Abstract

Rationale: Inflammation plays a pivotal role in the pathogenesis of the acute coronary syndrome. Detecting plaques with high inflammatory activity and specifically treating those lesions can be crucial to prevent life-threatening cardiovascular events.Methods: Here, we developed a macrophage mannose receptor (MMR)-targeted theranostic nanodrug (mannose-polyethylene glycol-glycol chitosan-deoxycholic acid-cyanine 7-lobeglitazone; MMR-Lobe-Cy) designed to identify inflammatory activity as well as to deliver peroxisome proliferator-activated gamma (PPARγ) agonist, lobeglitazone, specifically to high-risk plaques based on the high mannose receptor specificity. The MMR-Lobe-Cy was intravenously injected into balloon-injured atheromatous rabbits and serial in vivo optical coherence tomography (OCT)-near-infrared fluorescence (NIRF) structural-molecular imaging was performed.Results: One week after MMR-Lobe-Cy administration, the inflammatory NIRF signals in the plaques notably decreased compared to the baseline whereas the signals in saline controls even increased over time. In accordance with in vivo imaging findings, ex vivo NIRF signals on fluorescence reflectance imaging (FRI) and plaque inflammation by immunostainings significantly decreased compared to oral lobeglitazone group or saline controls.

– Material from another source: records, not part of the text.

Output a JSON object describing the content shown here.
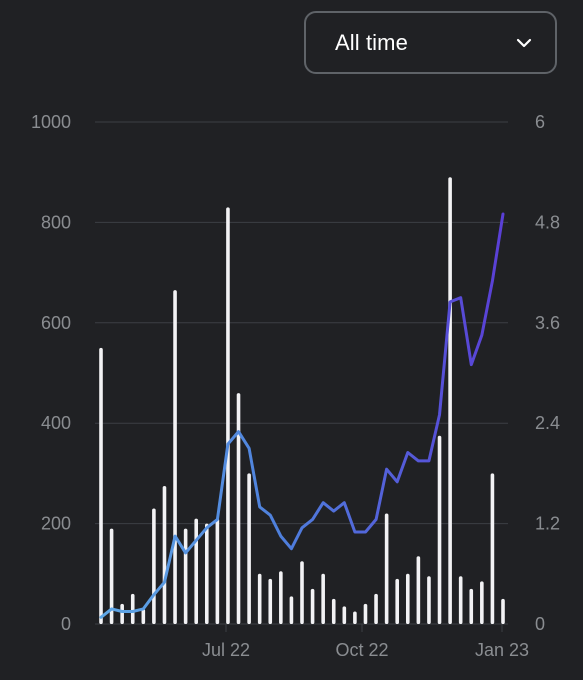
{
  "range_select": {
    "value": "All time",
    "icon": "chevron-down-icon"
  },
  "colors": {
    "background": "#202124",
    "bars": "#f2f2f4",
    "line_start": "#5fa8e6",
    "line_end": "#5a3fd6",
    "grid": "#3c3f44",
    "tick_text": "#8a8d91"
  },
  "chart_data": {
    "type": "bar+line",
    "title": "",
    "xlabel": "",
    "ylabel_left": "",
    "ylabel_right": "",
    "grid": true,
    "legend": "none",
    "x_ticks": [
      "Jul 22",
      "Oct 22",
      "Jan 23"
    ],
    "y_left": {
      "ticks": [
        "1000",
        "800",
        "600",
        "400",
        "200",
        "0"
      ],
      "range": [
        0,
        1000
      ]
    },
    "y_right": {
      "ticks": [
        "6",
        "4.8",
        "3.6",
        "2.4",
        "1.2",
        "0"
      ],
      "range": [
        0,
        6
      ]
    },
    "bars": [
      550,
      190,
      40,
      60,
      30,
      230,
      275,
      665,
      190,
      210,
      200,
      210,
      830,
      460,
      300,
      100,
      90,
      105,
      55,
      125,
      70,
      100,
      50,
      35,
      25,
      40,
      60,
      220,
      90,
      100,
      135,
      95,
      375,
      890,
      95,
      70,
      85,
      300,
      50
    ],
    "line": [
      0.08,
      0.18,
      0.15,
      0.15,
      0.18,
      0.35,
      0.5,
      1.05,
      0.85,
      1.0,
      1.15,
      1.25,
      2.15,
      2.3,
      2.1,
      1.4,
      1.3,
      1.05,
      0.9,
      1.15,
      1.25,
      1.45,
      1.35,
      1.45,
      1.1,
      1.1,
      1.25,
      1.85,
      1.7,
      2.05,
      1.95,
      1.95,
      2.5,
      3.85,
      3.9,
      3.1,
      3.45,
      4.1,
      4.9
    ]
  }
}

The anti-inflammatory effect of MMR-Lobe-Cy was mediated by inhibition of TLR4/NF-κB pathway. Furthermore, acute resolution of inflammation altered the inflamed plaque into a stable phenotype with less macrophages and collagen-rich matrix.Conclusion: Macrophage targeted PPARγ activator labeled with NIRF rapidly stabilized the inflamed plaques in coronary sized artery, which could be quantitatively assessed using intravascular OCT-NIRF imaging. This novel theranostic approach provides a promising theranostic strategy for high-risk coronary plaques.